The U.S. Supreme Court has upheld the Trump administration’s Muslim ban. By doing so, the court has genuflected before a deeply bigoted president and has sacrificed constitutional freedoms in the process.

It’s almost impossible to describe the mixture of rage and vulnerability that I feel knowing that the ban, a dagger in the heart of the first amendment principle of religious neutrality, is now law.

At the center of the Court’s 5-4 decision is a degree of deference to the executive branch that is tantamount to nearly blind obedience. Trump’s many bigoted statements and actions denigrating Muslims are well known. And yet the Supreme Court decided that none of that matters when considering the constitutionality of this ban. This conclusion legitimizes Trump’s bigotry by ripping up the Establishment Clause, one of the constitutional protections of religious freedom, into a thousand little pieces.

The Court’s reasoning is as flawed as it is timorous. Chief Justice Roberts wrote that the notable provision of the Immigration and Nationality Act “exudes deference to the president in every clause”, and since the proclamation articulating the ban “says nothing about religion”, the Court cannot concern itself with the motivations of the person who put the ban into motion, namely Donald Trump. The ban is “squarely within the scope of Presidential authority”, Roberts wrote.

(Justice Sotomayor is having none of this. “Deference,” she explained in her dissent, “is different from unquestioning acceptance”, and she rues “the majority’s apparent willingness to throw the Establishment Clause out the window and forgo any meaningful constitutional review at the mere mention of a national-security concern.”)

The Court’s abdication of responsibility to preserve constitutional protections of equality for all becomes all the more glaring when we consider that, earlier this month, the exact same Court issued these very words: “In this country, the place of secular officials isn’t to sit in judgement of religious belief but only to protect their free exercise.”

That sentence, written by Justice Gorsuch, was part of a concurring opinion in the Masterpiece Cakeshop case, which decided that a Colorado baker could refuse his services to a same-sex couple. In that case, members of a state civil rights commission made “official expressions of hostility” toward the baker’s Christian faith. The Court then concluded that the baker’s rights had been violated since the state commission did not employ religious neutrality in their deliberations.

It appears that American Christians deserve more protections than American Muslims do. If American Muslims attempt to unite their families from, say, the war-torn countries of Yemen or Syria, this bigoted Muslim ban will all but prevent those unifications from happening.

Looking at the Muslim ban and Masterpiece Cakeshop cases together reveals at least one more thing. We live in a country where two unnamed state officials are held to a higher standard than the president of the United States.
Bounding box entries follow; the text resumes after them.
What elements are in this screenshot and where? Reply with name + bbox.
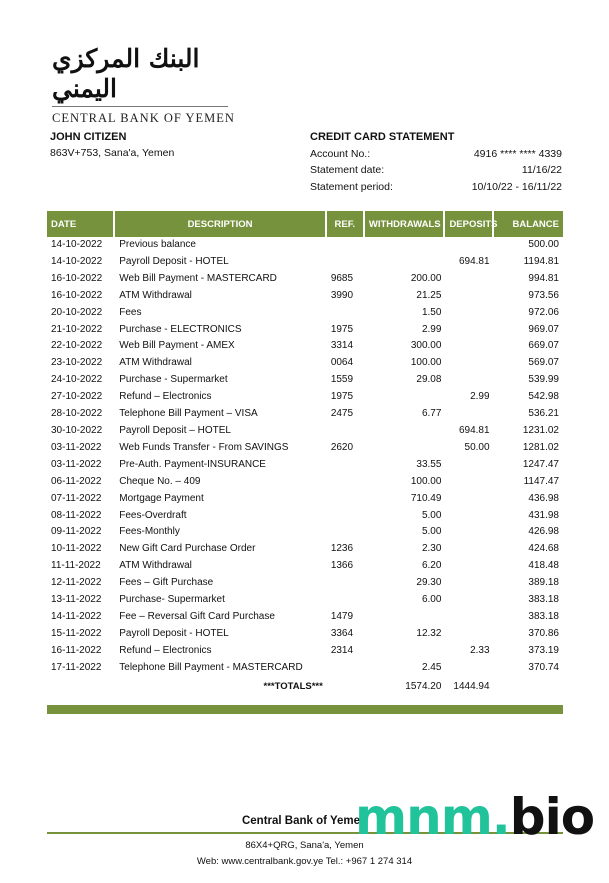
watermark-part-2: bio — [509, 788, 595, 846]
table-row — [47, 423, 563, 440]
statement-period-label: Statement period: — [310, 180, 393, 193]
row-ref: 1975 — [330, 391, 354, 403]
row-deposit — [445, 355, 493, 372]
row-ref: 2620 — [330, 441, 354, 453]
account-label: Account No.: — [310, 147, 371, 160]
row-description: ATM Withdrawal — [119, 560, 192, 572]
row-date: 16-11-2022 — [51, 644, 102, 656]
row-withdrawal — [365, 609, 446, 626]
row-withdrawal — [365, 423, 446, 440]
footer-contact: Web: www.centralbank.gov.ye Tel.: +967 1 274 314 — [196, 856, 413, 867]
row-deposit: 2.99 — [470, 391, 490, 403]
row-date: 21-10-2022 — [51, 323, 103, 335]
total-withdrawals: 1574.20 — [405, 680, 442, 692]
row-deposit — [445, 237, 493, 254]
statement-date-value: 11/16/22 — [521, 164, 562, 176]
header-ref: REF. — [327, 211, 365, 237]
row-deposit — [445, 322, 493, 339]
row-withdrawal: 5.00 — [421, 526, 442, 538]
row-date: 23-10-2022 — [51, 357, 103, 369]
header-description: DESCRIPTION — [115, 211, 327, 237]
transactions-body — [47, 237, 563, 677]
row-balance: 972.06 — [528, 306, 559, 318]
row-balance: 536.21 — [528, 408, 559, 420]
customer-address: 863V+753, Sana'a, Yemen — [50, 147, 175, 159]
row-withdrawal: 29.08 — [416, 374, 442, 386]
row-deposit — [445, 660, 493, 677]
bank-logo — [52, 44, 235, 126]
row-ref — [327, 575, 365, 592]
row-date: 22-10-2022 — [51, 340, 103, 352]
row-ref — [327, 660, 365, 677]
row-withdrawal: 2.45 — [421, 661, 442, 673]
row-description: Payroll Deposit - HOTEL — [119, 255, 229, 267]
row-balance: 370.74 — [528, 661, 559, 673]
row-balance: 1194.81 — [523, 255, 559, 267]
table-row — [47, 271, 563, 288]
customer-name: JOHN CITIZEN — [50, 131, 127, 143]
table-row — [47, 541, 563, 558]
account-value: 4916 **** **** 4339 — [473, 147, 562, 160]
row-ref — [327, 508, 365, 525]
row-date: 15-11-2022 — [51, 627, 102, 639]
table-row — [47, 592, 563, 609]
row-balance: 436.98 — [528, 492, 559, 504]
footer-address: 86X4+QRG, Sana'a, Yemen — [245, 840, 364, 851]
row-description: Refund – Electronics — [119, 644, 212, 656]
table-row — [47, 288, 563, 305]
row-balance: 431.98 — [528, 509, 559, 521]
statement-title: CREDIT CARD STATEMENT — [310, 131, 455, 143]
table-row — [47, 355, 563, 372]
totals-row — [47, 677, 563, 696]
row-balance: 1281.02 — [522, 441, 559, 453]
row-description: Fees – Gift Purchase — [119, 577, 214, 589]
statement-info — [310, 129, 562, 195]
row-deposit — [445, 406, 493, 423]
row-description: Cheque No. – 409 — [119, 475, 201, 487]
row-withdrawal: 300.00 — [410, 340, 442, 352]
row-date: 14-10-2022 — [51, 239, 103, 250]
row-date: 13-11-2022 — [51, 594, 102, 606]
row-deposit — [445, 541, 493, 558]
row-deposit — [445, 558, 493, 575]
row-withdrawal: 710.49 — [410, 492, 442, 504]
row-description: Web Bill Payment - MASTERCARD — [119, 272, 277, 284]
row-date: 24-10-2022 — [51, 374, 103, 386]
table-row — [47, 338, 563, 355]
row-ref: 3314 — [330, 340, 354, 352]
row-ref — [327, 423, 365, 440]
row-withdrawal: 6.00 — [421, 594, 442, 606]
row-balance: 1247.47 — [522, 458, 559, 470]
statement-date-row — [310, 162, 562, 179]
row-description: Telephone Bill Payment - MASTERCARD — [119, 661, 303, 673]
row-date: 20-10-2022 — [51, 306, 103, 318]
header-balance: BALANCE — [494, 211, 563, 237]
row-ref — [327, 524, 365, 541]
table-row — [47, 305, 563, 322]
statement-date-label: Statement date: — [310, 164, 385, 176]
row-balance: 1231.02 — [522, 424, 559, 436]
row-ref: 3990 — [330, 289, 354, 301]
row-balance: 542.98 — [528, 391, 559, 403]
row-withdrawal: 1.50 — [421, 306, 442, 318]
row-ref: 1366 — [330, 560, 354, 572]
row-ref — [327, 491, 365, 508]
row-description: Telephone Bill Payment – VISA — [119, 408, 258, 420]
row-balance: 539.99 — [528, 374, 559, 386]
row-deposit — [445, 372, 493, 389]
row-withdrawal: 2.30 — [421, 543, 442, 555]
row-deposit — [445, 609, 493, 626]
row-ref: 1559 — [330, 374, 354, 386]
table-row — [47, 558, 563, 575]
row-withdrawal: 5.00 — [421, 509, 442, 521]
row-deposit — [445, 474, 493, 491]
row-deposit — [445, 575, 493, 592]
table-row — [47, 660, 563, 677]
row-description: Web Bill Payment - AMEX — [119, 340, 235, 352]
row-balance: 424.68 — [528, 543, 559, 555]
row-withdrawal: 200.00 — [410, 272, 442, 284]
row-description: Fees-Monthly — [119, 526, 180, 538]
table-row — [47, 508, 563, 525]
row-deposit — [445, 305, 493, 322]
row-ref: 9685 — [330, 272, 354, 284]
row-date: 30-10-2022 — [51, 424, 103, 436]
total-deposits: 1444.94 — [453, 680, 490, 692]
row-date: 16-10-2022 — [51, 289, 103, 301]
row-date: 07-11-2022 — [51, 492, 102, 504]
row-date: 08-11-2022 — [51, 509, 102, 521]
table-row — [47, 609, 563, 626]
row-balance: 383.18 — [528, 594, 559, 606]
row-description: Purchase- Supermarket — [119, 594, 225, 606]
row-description: Refund – Electronics — [119, 391, 212, 403]
watermark — [355, 788, 594, 846]
header-date: DATE — [47, 211, 115, 237]
row-date: 12-11-2022 — [51, 577, 102, 589]
row-withdrawal: 33.55 — [416, 458, 442, 470]
row-balance: 994.81 — [528, 272, 559, 284]
row-date: 09-11-2022 — [51, 526, 102, 538]
row-date: 11-11-2022 — [51, 560, 101, 572]
table-row — [47, 254, 563, 271]
row-balance: 500.00 — [528, 239, 559, 250]
bank-name-arabic: البنك المركزي اليمني — [52, 44, 200, 103]
customer-block — [50, 129, 174, 161]
row-withdrawal: 100.00 — [410, 475, 442, 487]
row-date: 03-11-2022 — [51, 441, 102, 453]
row-date: 27-10-2022 — [51, 391, 103, 403]
row-withdrawal — [365, 440, 446, 457]
totals-balance-spacer — [494, 677, 563, 696]
row-date: 28-10-2022 — [51, 408, 103, 420]
row-deposit: 2.33 — [470, 644, 490, 656]
row-deposit — [445, 491, 493, 508]
row-ref — [327, 237, 365, 254]
table-row — [47, 626, 563, 643]
row-withdrawal: 29.30 — [416, 577, 442, 589]
table-row — [47, 474, 563, 491]
row-description: Previous balance — [119, 239, 196, 250]
row-description: Fees — [119, 306, 142, 318]
totals-label: ***TOTALS*** — [263, 680, 323, 692]
row-deposit — [445, 524, 493, 541]
table-header-row — [47, 211, 563, 237]
header-withdrawals: WITHDRAWALS — [365, 211, 446, 237]
row-deposit — [445, 288, 493, 305]
table-row — [47, 575, 563, 592]
row-ref: 1479 — [330, 610, 354, 622]
row-date: 06-11-2022 — [51, 475, 102, 487]
row-date: 03-11-2022 — [51, 458, 102, 470]
table-bottom-bar — [47, 705, 563, 714]
row-description: Fees-Overdraft — [119, 509, 187, 521]
row-balance: 426.98 — [528, 526, 559, 538]
row-description: Mortgage Payment — [119, 492, 204, 504]
row-deposit — [445, 338, 493, 355]
totals-ref-spacer — [327, 677, 365, 696]
statement-period-row — [310, 179, 562, 196]
row-deposit — [445, 271, 493, 288]
row-description: ATM Withdrawal — [119, 289, 192, 301]
row-ref — [327, 592, 365, 609]
row-deposit — [445, 626, 493, 643]
transactions-table — [47, 211, 563, 695]
watermark-part-1: mnm. — [355, 788, 510, 846]
table-row — [47, 389, 563, 406]
row-withdrawal — [365, 643, 446, 660]
row-ref — [327, 254, 365, 271]
bank-name-english: CENTRAL BANK OF YEMEN — [52, 111, 235, 125]
row-description: Pre-Auth. Payment-INSURANCE — [119, 458, 266, 470]
footer-bank-name: Central Bank of Yemen — [241, 815, 368, 827]
row-description: Purchase - ELECTRONICS — [119, 323, 242, 335]
table-row — [47, 643, 563, 660]
row-date: 14-11-2022 — [51, 610, 102, 622]
row-withdrawal: 2.99 — [421, 323, 442, 335]
row-deposit — [445, 457, 493, 474]
row-description: ATM Withdrawal — [119, 357, 192, 369]
table-row — [47, 440, 563, 457]
row-balance: 389.18 — [528, 577, 559, 589]
table-row — [47, 491, 563, 508]
row-description: New Gift Card Purchase Order — [119, 543, 256, 555]
row-date: 10-11-2022 — [51, 543, 102, 555]
row-balance: 383.18 — [528, 610, 559, 622]
row-ref — [327, 474, 365, 491]
row-ref: 2475 — [330, 408, 354, 420]
row-balance: 418.48 — [528, 560, 559, 572]
table-row — [47, 372, 563, 389]
row-withdrawal — [365, 254, 446, 271]
account-row — [310, 146, 562, 163]
row-ref: 1975 — [330, 323, 354, 335]
row-ref: 1236 — [330, 543, 354, 555]
row-deposit — [445, 592, 493, 609]
row-description: Fee – Reversal Gift Card Purchase — [119, 610, 275, 622]
row-date: 17-11-2022 — [51, 661, 102, 673]
row-withdrawal: 100.00 — [410, 357, 442, 369]
table-row — [47, 322, 563, 339]
row-ref: 3364 — [330, 627, 354, 639]
row-ref — [327, 305, 365, 322]
row-date: 14-10-2022 — [51, 255, 103, 267]
row-balance: 973.56 — [528, 289, 559, 301]
statement-period-value: 10/10/22 - 16/11/22 — [471, 180, 562, 193]
row-withdrawal — [365, 389, 446, 406]
row-description: Payroll Deposit - HOTEL — [119, 627, 229, 639]
row-description: Web Funds Transfer - From SAVINGS — [119, 441, 289, 453]
row-withdrawal: 12.32 — [416, 627, 442, 639]
totals-spacer — [47, 677, 115, 696]
table-row — [47, 457, 563, 474]
logo-divider — [52, 106, 228, 107]
row-balance: 373.19 — [528, 644, 559, 656]
table-row — [47, 237, 563, 254]
row-balance: 569.07 — [528, 357, 559, 369]
row-deposit: 694.81 — [458, 255, 490, 267]
row-balance: 1147.47 — [523, 475, 559, 487]
row-withdrawal: 6.20 — [421, 560, 442, 572]
row-balance: 669.07 — [528, 340, 559, 352]
row-balance: 969.07 — [528, 323, 559, 335]
row-deposit — [445, 508, 493, 525]
row-ref — [327, 457, 365, 474]
header-deposits: DEPOSITS — [445, 211, 493, 237]
row-description: Payroll Deposit – HOTEL — [119, 424, 231, 436]
table-row — [47, 524, 563, 541]
row-description: Purchase - Supermarket — [119, 374, 228, 386]
row-withdrawal: 21.25 — [416, 289, 442, 301]
row-balance: 370.86 — [528, 627, 559, 639]
row-ref: 2314 — [330, 644, 354, 656]
row-withdrawal — [365, 237, 446, 254]
table-row — [47, 406, 563, 423]
row-withdrawal: 6.77 — [421, 408, 442, 420]
row-deposit: 50.00 — [464, 441, 490, 453]
row-ref: 0064 — [330, 357, 354, 369]
row-deposit: 694.81 — [458, 424, 490, 436]
row-date: 16-10-2022 — [51, 272, 103, 284]
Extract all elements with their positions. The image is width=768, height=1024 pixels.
The ban may now be the law, but none of it is based on truth. There still have been no fatal terrorist attacks on American soil from people who emigrated from the banned countries. There really is no meaningful process for obtaining “waivers” from the ban. The addition of North Korea to this list remains an insult to our intelligence. (It’s there only to mitigate the ban’s explicit anti-Muslim basis, as almost no North Koreans passport holders come to the US.) The bizarre idea that toddlers and grandmothers are national security risks is now law. And the racist view that Muslims are a unique national security threat because they are Muslims persists. In fact, it is now emboldened.

Most importantly, the ban continues the Trump administration’s vicious assault on multiple forms of immigration. A recent report by the Center for Constitutional Rights has documented how the Muslim ban is tearing apart families, physically keeping parents and children from each other. That ought to sound familiar, reminding us of the unconscionable policy that has rightly occupied our outrage over the last weeks, namely separating migrant children from their parents at the US-Mexico border.

This administration revels in novel ways of transforming cruelty into locked-and-loaded patriotism. And now they’ve got the Supreme Court’s approval behind them. Make no mistake. This decision expands presidential authority significantly and the results could be ominous. The future of this country is far too important for us to let them succeed.